Der Lehrer am College in Chicago war sehr geduldig mit ihm. Dessen wichtigste Botschaft: vielseitig bleiben – was Haas heute als sehr wertvolle Lektion einschätzt. Echte Schlüsselmomente, in denen einem ein Licht aufgeht oder man von heute auf morgen einen großen Schritt nach vorne macht, kennt der Amerikaner scheinbar nicht. Statt einer Entwicklung in Stufen, kann man bei ihm von beständigem Wachstum sprechen. „Ich liebe aber das Sprichwort ‚Es braucht Jahre, um über Nacht entdeckt zu werden'“.

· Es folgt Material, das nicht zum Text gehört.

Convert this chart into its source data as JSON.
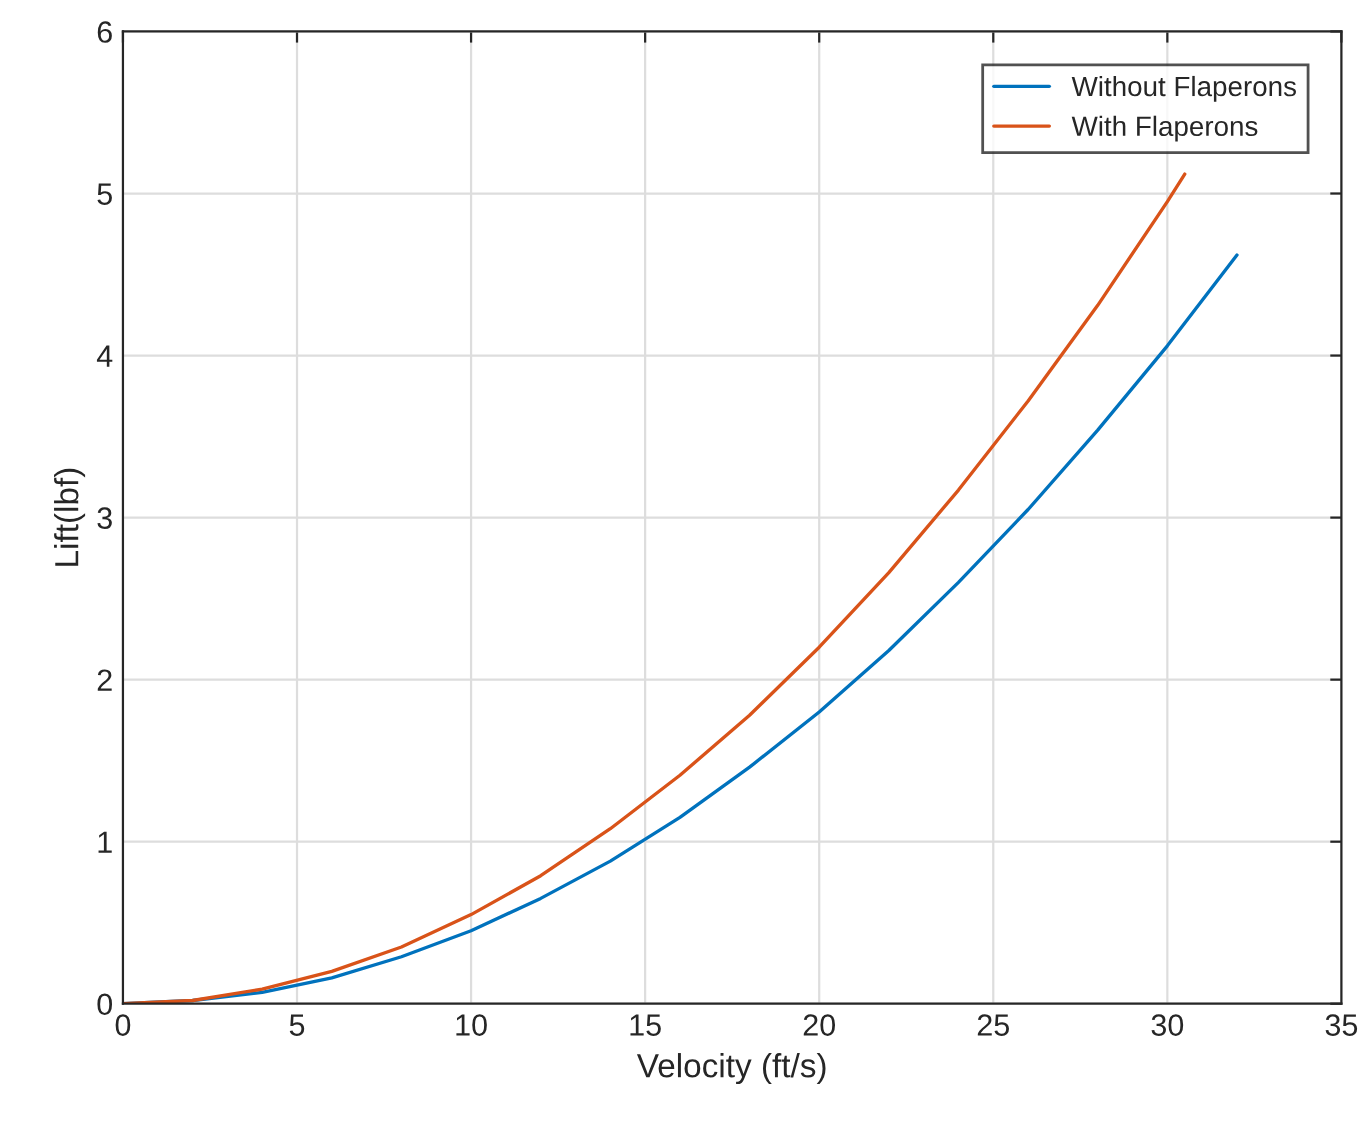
{
  "chart_data": {
    "type": "line",
    "xlabel": "Velocity (ft/s)",
    "ylabel": "Lift(lbf)",
    "xlim": [
      0,
      35
    ],
    "xticks": [
      0,
      5,
      10,
      15,
      20,
      25,
      30,
      35
    ],
    "ylim": [
      0,
      6
    ],
    "yticks": [
      0,
      1,
      2,
      3,
      4,
      5,
      6
    ],
    "grid": true,
    "legend": "top right",
    "line_style": "solid",
    "series": [
      {
        "name": "Without Flaperons",
        "color": "#0072bd",
        "x": [
          0,
          2,
          4,
          6,
          8,
          10,
          12,
          14,
          16,
          18,
          20,
          22,
          24,
          26,
          28,
          30,
          32
        ],
        "values": [
          0,
          0.02,
          0.07,
          0.16,
          0.29,
          0.45,
          0.65,
          0.88,
          1.15,
          1.46,
          1.8,
          2.18,
          2.6,
          3.05,
          3.54,
          4.06,
          4.62
        ]
      },
      {
        "name": "With Flaperons",
        "color": "#d95319",
        "x": [
          0,
          2,
          4,
          6,
          8,
          10,
          12,
          14,
          16,
          18,
          20,
          22,
          24,
          26,
          28,
          30,
          30.5
        ],
        "values": [
          0,
          0.02,
          0.09,
          0.2,
          0.35,
          0.55,
          0.79,
          1.08,
          1.41,
          1.78,
          2.2,
          2.66,
          3.17,
          3.72,
          4.31,
          4.95,
          5.12
        ]
      }
    ]
  }
}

Konsequenz dieser Sichtweise ist aber ernste Vorbereitung auf jeden Gig, denn es könnte immer irgendwer in der Band oder im Publikum sein, der einen für ein anderes und manchmal eben auch ein richtig großes Engagement empfehlen könnte – vorausgesetzt man spielt gut. Deshalb ist Haas lieber „overprepared“ als schlecht vorbereitet beim Betreten der Bühne. Gute Leistung setzt eine Kettenreaktion in Gang, genauso wie schlechte. Besser ist es also, wenige Aussetzer zu haben, was durch Trainingsdisziplin erreichbar ist. „Man braucht verlässliche Musiker, die toll spielen.“ Folge dieser professionellen Einstellung war, dass er 2012 einen Anruf mit der Frage erhielt, ob er nicht Roger Ingram bei Harry Connick Jr. beerben wolle. Nur verständlich seine Reaktion: „Ich dachte mir, es wäre besten, mich sofort in meine Einzelteile aufzulösen.“ Schließlich war das nicht nur irgendeine Stelle als Lead-Trompeter, sondern eine mit großem Schatten und Spezial-Literatur, um es gelinde auszudrücken. HCJ wird in der Trompetengemeinde in einem Atemzug mit Roger Ingrams einzigartigem Trompetenspiel genannt.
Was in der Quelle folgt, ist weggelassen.